Consider password management solutions:

  • Explore password management platforms or password vaults. I use One Password, available at https://1password.com/
  • Password managers help generate, store, and autofill passwords on all your devices.
  • They can be installed in your browser and on Android/iOS devices.
  • Many options offer a free trial, and have a variety of plans, some even have family plans.
  • Other password managers like LastPass and KeePass are available, but research before choosing one.

 

Juice Jacking

"Juice Jacking," which is when hackers use public charging stations to steal your data by injecting malicious code into the station to access and steal data from your mobile devices or track them. Here are some tips to help prevent juice jacking while traveling:

  1. Avoid sensitive transactions on public Wi-Fi; use trusted connections.
  2. Keep software updated to prevent security vulnerabilities.
  3. Bring your charger or portable battery for secure device charging.
  4. Turn off Bluetooth when not in use to reduce hacking risks.
  5. Don't leave devices unattended, even briefly.
  6. Beware of shoulder surfers accessing your personal data. (A shoulder surfer is an ill-intentioned person looking over your shoulder with the hopes of peeking at some sensitive data.)

 

Online Shopping Tips

Ensure you're on a reputable site that uses HTTPS. Be cautious as some websites aim to steal your information. Don't impulsively click on Google or Bing links when searching for that perfect gift.

 

Say NO to Remote Sessions with Strangers

Engaging in remote sessions with strangers can pose risks to your privacy and security. Sharing personal information or accessing sensitive data during these sessions might lead to unintended consequences, such as data breaches or identity theft.
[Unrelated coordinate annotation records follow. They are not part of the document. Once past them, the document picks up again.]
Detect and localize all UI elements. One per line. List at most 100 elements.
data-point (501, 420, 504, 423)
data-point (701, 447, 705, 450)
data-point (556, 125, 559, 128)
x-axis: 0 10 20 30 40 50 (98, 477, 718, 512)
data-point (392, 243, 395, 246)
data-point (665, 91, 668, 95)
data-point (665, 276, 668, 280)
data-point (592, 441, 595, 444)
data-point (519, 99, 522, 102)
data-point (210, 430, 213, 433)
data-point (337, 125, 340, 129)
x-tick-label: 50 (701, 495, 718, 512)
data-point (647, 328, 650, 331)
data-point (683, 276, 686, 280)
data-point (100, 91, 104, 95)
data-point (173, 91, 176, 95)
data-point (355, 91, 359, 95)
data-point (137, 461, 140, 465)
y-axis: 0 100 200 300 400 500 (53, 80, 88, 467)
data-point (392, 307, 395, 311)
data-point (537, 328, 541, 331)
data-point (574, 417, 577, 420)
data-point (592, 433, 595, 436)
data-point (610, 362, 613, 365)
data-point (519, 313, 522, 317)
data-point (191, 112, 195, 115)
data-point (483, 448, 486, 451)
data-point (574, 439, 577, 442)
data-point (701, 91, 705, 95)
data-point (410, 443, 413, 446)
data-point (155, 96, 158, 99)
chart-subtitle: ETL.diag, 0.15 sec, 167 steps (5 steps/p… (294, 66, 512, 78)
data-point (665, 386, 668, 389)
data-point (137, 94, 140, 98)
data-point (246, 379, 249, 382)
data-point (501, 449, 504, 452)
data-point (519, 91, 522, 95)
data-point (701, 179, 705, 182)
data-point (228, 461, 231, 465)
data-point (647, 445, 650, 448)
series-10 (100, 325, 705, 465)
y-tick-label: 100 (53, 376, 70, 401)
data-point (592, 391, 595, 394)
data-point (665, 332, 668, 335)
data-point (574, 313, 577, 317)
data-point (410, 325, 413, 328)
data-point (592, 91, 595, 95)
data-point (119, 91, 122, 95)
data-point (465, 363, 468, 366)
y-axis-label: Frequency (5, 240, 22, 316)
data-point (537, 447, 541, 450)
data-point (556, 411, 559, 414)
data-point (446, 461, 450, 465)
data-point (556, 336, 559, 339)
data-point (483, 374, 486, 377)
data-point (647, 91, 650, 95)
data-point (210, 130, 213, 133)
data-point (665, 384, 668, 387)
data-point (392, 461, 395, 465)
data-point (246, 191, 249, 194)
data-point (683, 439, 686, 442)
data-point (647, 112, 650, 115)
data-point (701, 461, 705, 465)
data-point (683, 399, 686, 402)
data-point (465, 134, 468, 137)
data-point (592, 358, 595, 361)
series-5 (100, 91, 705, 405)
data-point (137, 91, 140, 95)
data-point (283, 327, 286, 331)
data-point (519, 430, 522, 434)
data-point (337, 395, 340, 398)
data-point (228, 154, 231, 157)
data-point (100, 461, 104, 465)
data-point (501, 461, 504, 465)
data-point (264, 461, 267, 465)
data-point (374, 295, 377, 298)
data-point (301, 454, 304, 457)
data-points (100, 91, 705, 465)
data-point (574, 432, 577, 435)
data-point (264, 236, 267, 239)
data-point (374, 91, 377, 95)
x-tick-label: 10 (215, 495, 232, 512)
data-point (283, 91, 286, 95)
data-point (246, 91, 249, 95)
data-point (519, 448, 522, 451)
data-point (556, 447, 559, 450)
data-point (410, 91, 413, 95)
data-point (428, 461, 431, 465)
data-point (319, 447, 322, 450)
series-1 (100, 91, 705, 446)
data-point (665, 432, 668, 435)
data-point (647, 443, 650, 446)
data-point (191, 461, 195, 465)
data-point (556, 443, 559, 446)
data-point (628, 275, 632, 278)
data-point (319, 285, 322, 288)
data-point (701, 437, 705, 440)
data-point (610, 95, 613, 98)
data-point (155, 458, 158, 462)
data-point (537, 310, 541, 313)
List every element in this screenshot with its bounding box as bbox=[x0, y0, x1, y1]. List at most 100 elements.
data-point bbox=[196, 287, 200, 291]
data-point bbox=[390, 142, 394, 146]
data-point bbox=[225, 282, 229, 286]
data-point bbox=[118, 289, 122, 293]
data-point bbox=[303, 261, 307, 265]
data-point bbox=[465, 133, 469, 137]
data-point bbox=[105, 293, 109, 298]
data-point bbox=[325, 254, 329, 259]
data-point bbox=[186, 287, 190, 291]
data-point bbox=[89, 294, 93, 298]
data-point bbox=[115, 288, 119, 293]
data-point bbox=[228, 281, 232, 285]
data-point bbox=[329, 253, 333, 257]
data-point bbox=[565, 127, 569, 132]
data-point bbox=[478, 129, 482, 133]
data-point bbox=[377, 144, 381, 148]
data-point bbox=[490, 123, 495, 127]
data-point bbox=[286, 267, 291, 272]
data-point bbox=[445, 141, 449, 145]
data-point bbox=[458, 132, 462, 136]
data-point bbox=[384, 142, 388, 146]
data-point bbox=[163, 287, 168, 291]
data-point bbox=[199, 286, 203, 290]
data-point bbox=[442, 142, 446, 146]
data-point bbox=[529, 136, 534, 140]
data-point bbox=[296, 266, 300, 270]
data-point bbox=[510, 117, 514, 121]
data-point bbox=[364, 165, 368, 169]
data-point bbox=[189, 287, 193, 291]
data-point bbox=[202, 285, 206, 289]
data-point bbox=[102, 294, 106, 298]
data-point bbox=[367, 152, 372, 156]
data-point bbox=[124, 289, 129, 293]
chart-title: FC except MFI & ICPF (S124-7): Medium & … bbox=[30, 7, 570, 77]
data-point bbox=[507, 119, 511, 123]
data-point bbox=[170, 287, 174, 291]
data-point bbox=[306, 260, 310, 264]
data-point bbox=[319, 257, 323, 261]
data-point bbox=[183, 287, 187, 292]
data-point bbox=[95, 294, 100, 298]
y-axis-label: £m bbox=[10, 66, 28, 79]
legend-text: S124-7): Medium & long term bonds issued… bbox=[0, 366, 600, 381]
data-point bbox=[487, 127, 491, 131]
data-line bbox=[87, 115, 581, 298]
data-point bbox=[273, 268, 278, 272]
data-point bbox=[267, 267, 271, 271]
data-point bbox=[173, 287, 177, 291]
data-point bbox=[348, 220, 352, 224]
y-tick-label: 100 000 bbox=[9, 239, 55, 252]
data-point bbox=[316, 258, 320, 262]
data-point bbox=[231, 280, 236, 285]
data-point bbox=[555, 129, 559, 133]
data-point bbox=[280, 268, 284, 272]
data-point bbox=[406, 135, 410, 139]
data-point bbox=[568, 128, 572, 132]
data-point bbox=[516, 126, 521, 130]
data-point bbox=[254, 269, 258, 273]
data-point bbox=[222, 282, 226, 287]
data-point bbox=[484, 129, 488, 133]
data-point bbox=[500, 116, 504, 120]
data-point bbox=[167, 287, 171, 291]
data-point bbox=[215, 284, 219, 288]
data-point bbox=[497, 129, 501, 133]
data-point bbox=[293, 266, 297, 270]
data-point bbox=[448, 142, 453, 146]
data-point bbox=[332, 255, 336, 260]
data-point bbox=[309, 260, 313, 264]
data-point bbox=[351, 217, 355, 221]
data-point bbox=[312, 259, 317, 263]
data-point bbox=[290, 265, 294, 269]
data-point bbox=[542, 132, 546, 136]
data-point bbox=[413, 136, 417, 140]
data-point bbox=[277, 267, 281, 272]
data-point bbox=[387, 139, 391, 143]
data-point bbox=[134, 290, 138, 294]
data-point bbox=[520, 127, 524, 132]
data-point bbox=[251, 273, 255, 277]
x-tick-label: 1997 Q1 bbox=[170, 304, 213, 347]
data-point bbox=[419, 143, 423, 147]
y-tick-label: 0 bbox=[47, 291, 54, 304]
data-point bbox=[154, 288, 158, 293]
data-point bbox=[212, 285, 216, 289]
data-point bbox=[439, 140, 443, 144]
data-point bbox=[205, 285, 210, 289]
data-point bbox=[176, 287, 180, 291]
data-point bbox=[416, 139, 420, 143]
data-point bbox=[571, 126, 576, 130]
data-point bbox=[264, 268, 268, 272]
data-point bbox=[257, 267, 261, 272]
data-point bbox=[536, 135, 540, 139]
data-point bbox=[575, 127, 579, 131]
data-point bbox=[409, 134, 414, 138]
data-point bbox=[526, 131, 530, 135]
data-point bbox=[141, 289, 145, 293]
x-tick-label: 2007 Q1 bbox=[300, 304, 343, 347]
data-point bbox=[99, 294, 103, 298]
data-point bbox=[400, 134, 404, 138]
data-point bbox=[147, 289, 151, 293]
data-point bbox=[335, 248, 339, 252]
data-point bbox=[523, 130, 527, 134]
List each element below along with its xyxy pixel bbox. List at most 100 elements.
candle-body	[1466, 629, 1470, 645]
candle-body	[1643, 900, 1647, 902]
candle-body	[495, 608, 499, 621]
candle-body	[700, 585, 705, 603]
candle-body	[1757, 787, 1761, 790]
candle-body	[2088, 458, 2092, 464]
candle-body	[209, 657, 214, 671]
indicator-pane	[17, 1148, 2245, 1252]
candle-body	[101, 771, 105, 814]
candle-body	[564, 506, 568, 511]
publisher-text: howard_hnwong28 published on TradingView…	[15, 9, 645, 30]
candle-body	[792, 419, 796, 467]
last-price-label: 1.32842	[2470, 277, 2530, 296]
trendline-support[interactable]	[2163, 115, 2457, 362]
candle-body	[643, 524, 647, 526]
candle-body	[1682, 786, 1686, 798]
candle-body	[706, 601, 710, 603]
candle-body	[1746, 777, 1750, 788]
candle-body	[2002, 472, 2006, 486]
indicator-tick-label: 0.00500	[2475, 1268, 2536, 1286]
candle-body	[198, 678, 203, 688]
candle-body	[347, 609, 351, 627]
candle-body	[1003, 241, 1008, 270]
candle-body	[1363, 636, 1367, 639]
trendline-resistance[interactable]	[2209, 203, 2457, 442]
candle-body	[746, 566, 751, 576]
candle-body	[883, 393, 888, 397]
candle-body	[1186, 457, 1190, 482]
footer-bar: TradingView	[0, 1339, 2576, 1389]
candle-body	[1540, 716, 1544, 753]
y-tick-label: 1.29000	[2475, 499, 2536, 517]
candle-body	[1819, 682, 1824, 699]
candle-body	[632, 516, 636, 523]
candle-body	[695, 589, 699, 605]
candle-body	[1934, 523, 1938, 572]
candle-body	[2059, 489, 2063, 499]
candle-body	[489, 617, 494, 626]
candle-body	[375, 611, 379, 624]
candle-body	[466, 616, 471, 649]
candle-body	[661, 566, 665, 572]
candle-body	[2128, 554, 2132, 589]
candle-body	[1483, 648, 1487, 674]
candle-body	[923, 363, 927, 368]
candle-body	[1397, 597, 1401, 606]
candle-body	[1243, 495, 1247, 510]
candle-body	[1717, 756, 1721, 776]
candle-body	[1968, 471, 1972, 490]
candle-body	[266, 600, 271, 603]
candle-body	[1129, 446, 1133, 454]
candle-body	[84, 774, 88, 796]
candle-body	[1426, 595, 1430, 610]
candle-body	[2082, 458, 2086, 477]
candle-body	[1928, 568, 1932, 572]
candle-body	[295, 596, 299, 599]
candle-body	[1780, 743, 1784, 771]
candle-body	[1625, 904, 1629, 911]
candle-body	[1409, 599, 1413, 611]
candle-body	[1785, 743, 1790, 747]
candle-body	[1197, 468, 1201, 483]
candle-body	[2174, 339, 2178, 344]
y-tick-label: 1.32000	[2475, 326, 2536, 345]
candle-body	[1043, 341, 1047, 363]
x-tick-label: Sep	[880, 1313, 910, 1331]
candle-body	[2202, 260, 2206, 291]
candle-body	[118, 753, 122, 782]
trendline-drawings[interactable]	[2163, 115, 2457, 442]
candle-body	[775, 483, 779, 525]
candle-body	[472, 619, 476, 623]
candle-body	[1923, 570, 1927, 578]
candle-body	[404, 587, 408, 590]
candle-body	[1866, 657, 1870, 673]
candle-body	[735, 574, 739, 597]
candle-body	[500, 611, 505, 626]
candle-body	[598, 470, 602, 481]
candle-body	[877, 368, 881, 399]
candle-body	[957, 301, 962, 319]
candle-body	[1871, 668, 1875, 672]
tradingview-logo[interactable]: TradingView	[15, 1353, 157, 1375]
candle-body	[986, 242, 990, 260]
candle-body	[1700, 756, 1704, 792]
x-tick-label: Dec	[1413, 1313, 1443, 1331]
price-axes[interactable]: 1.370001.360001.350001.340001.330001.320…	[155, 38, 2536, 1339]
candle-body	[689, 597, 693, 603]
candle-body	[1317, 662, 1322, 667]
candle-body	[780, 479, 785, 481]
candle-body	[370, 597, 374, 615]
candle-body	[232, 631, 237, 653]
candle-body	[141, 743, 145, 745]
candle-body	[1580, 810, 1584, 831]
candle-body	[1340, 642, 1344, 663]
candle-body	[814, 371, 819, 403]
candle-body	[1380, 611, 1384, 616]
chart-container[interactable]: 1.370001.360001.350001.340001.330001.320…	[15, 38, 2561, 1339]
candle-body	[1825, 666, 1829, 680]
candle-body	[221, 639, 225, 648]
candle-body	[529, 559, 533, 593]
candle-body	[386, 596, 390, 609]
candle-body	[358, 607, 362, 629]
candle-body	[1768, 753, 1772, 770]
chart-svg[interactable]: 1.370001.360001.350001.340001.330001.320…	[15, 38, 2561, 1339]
If you find yourself in a situation where you can’t get in touch with us, e.g: you’re travelling abroad then it is crucial to:

  • Vet and Verify: Before engaging in any remote sessions, conduct thorough research on the individual or organization. Check their credentials, reviews, and legitimacy.

It is strongly recommended that you reach out to your department's IT team regarding concerns related to your computer or other devices. 

 

Cyber Security Class recommendations

  1. Learning Mobile Device Security: Build safe habits for mobile devices to reduce risks and protect your privacy.
  2. Securing Your Home Office: Master remote work security, covering work vs. personal use, physical security, Wi-Fi, and more.
  3. Cybersecurity in workplace: Enhance your cybersecurity knowledge, safeguarding data from threats like malware and social engineering.
  4. Security Tips: Access short, 2–3-minute videos on various topics for home and workplace information security.